Lions Become Latest NFL Team To Cut Back On Concession Prices
Fans going to Lions games at Ford Field this season "won't need as much money for concessions," as the team "unveiled new prices for food and drink," according to Kirkland Crawford of the DETROIT FREE PRESS. At Ford Field this season, a beer "will be $5, a hot dog-soda-chips combo is $10 and a hot dog-beer-chips combo is now $12." For the first 60 minutes after doors open, fans can get a soda for $2, a hot dog for $2, a beer or a cocktail for $3, or a "specialty drink for $5." Doors "ordinarily open at Ford Field two hours before kickoff." The Lions "spent time this spring examining lower concession prices" with concessionaire Levy Restaurants (DETROIT FREE PRESS, 8/15).

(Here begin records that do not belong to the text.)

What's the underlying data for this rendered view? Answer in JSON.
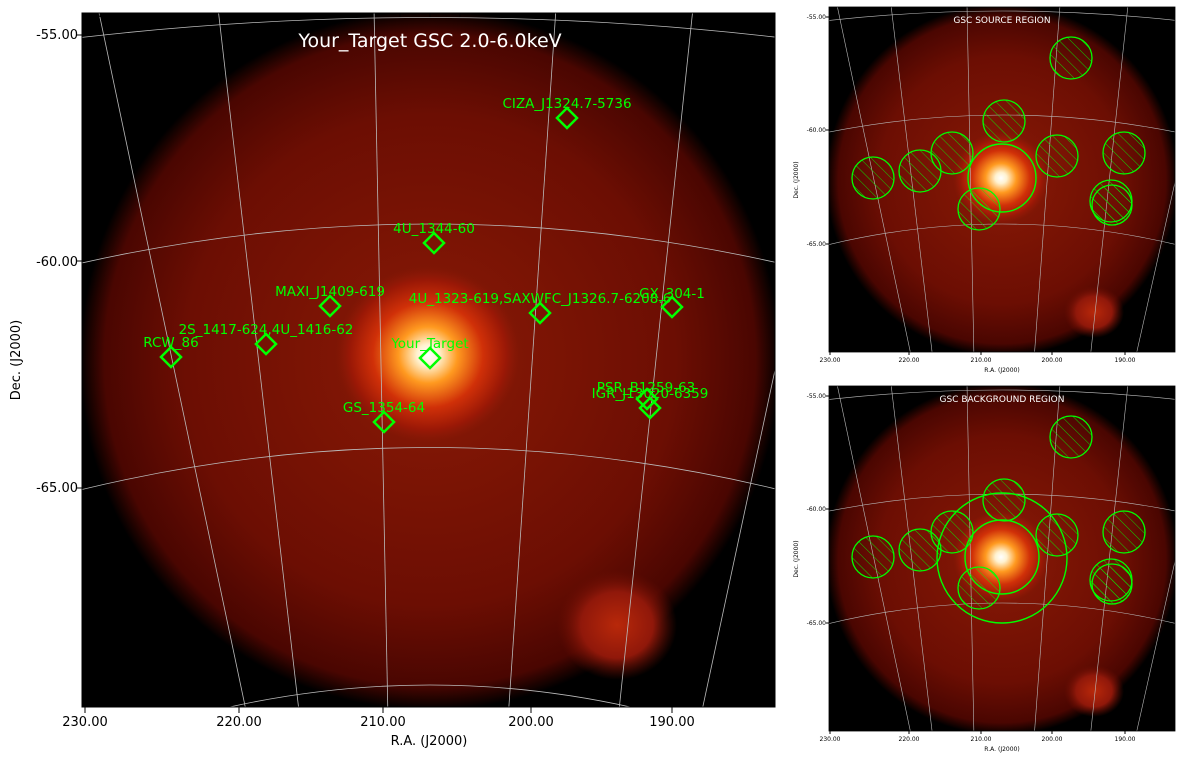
{
  "main_panel": {
    "title": "Your_Target GSC 2.0-6.0keV",
    "xlabel": "R.A. (J2000)",
    "ylabel": "Dec. (J2000)",
    "xticks": [
      "230.00",
      "220.00",
      "210.00",
      "200.00",
      "190.00"
    ],
    "yticks": [
      "-55.00",
      "-60.00",
      "-65.00"
    ],
    "sources": [
      {
        "label": "CIZA_J1324.7-5736"
      },
      {
        "label": "4U_1344-60"
      },
      {
        "label": "MAXI_J1409-619"
      },
      {
        "label": "4U_1323-619,SAXWFC_J1326.7-6208.6"
      },
      {
        "label": "GX_304-1"
      },
      {
        "label": "2S_1417-624,4U_1416-62"
      },
      {
        "label": "RCW_86"
      },
      {
        "label": "Your_Target"
      },
      {
        "label": "PSR_B1259-63"
      },
      {
        "label": "IGR_J13020-6359"
      },
      {
        "label": "GS_1354-64"
      }
    ]
  },
  "source_panel": {
    "title": "GSC SOURCE REGION",
    "xlabel": "R.A. (J2000)",
    "ylabel": "Dec. (J2000)",
    "xticks": [
      "230.00",
      "220.00",
      "210.00",
      "200.00",
      "190.00"
    ],
    "yticks": [
      "-55.00",
      "-60.00",
      "-65.00"
    ]
  },
  "background_panel": {
    "title": "GSC BACKGROUND REGION",
    "xlabel": "R.A. (J2000)",
    "ylabel": "Dec. (J2000)",
    "xticks": [
      "230.00",
      "220.00",
      "210.00",
      "200.00",
      "190.00"
    ],
    "yticks": [
      "-55.00",
      "-60.00",
      "-65.00"
    ]
  },
  "colors": {
    "marker": "#00ff00",
    "grid": "#bbbbbb",
    "sky": "#000000",
    "glow_core": "#ffffff",
    "glow_mid": "#ff9a20",
    "glow_outer": "#6a0a02"
  }
}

In Detroit, Justin Rogers notes the Lions are "matching the wildly successful $5 beer pricing" introduced by the Falcons in '17 at Mercedes-Benz Stadium. Levy also "manages the Falcons concessions." Lions President Rod Wood said, "We were looking at it with Levy and trying to learn what we could from what worked in Atlanta ... and adapt it to the best we could" (DETROIT NEWS, 8/15). In Michigan, Kyle Meinke wrote the Lions' new concessions prices are "not quite" what the Falcons are offering, but M-B Stadium also was built "with its low pricing in mind." Ford Field was not "built to handle that kind of volume," but the Lions were able to "make some changes anyway, like installing new point-of-sales systems that speed up turnover" (MLIVE.com, 8/14). Detroit Free Press' Brian Manzullo tweeted, "More stadiums and ballparks need to do this." Detroit-based WILX-NBC's Seth Wells: "I love the change, helps influence fans to get into Ford Field earlier!" Invite Manager VP/Strategic Partnerships Matt Ansis: "Great move and foresee this happening more and more" (TWITTER.com, 8/14).
HOOKED ON LOW PRICES: In DC, Jacob Bogage noted the Univ. of Texas announced this month it would "slash game-day concessions prices" at Darrell K Royal-Texas Memorial Stadium on "items such as hot dogs (from $5 to $4), popcorn (from $4.50 to $3) and fountain sodas (from $5 to $3)." If UT has success with reduced concessions pricing, Univ. of South Carolina Assistant Professor of Sport & Entertainment Management Nick Watanabe said that it will "spread quickly through the rest of college sports" (WASHINGTONPOST.com, 8/14).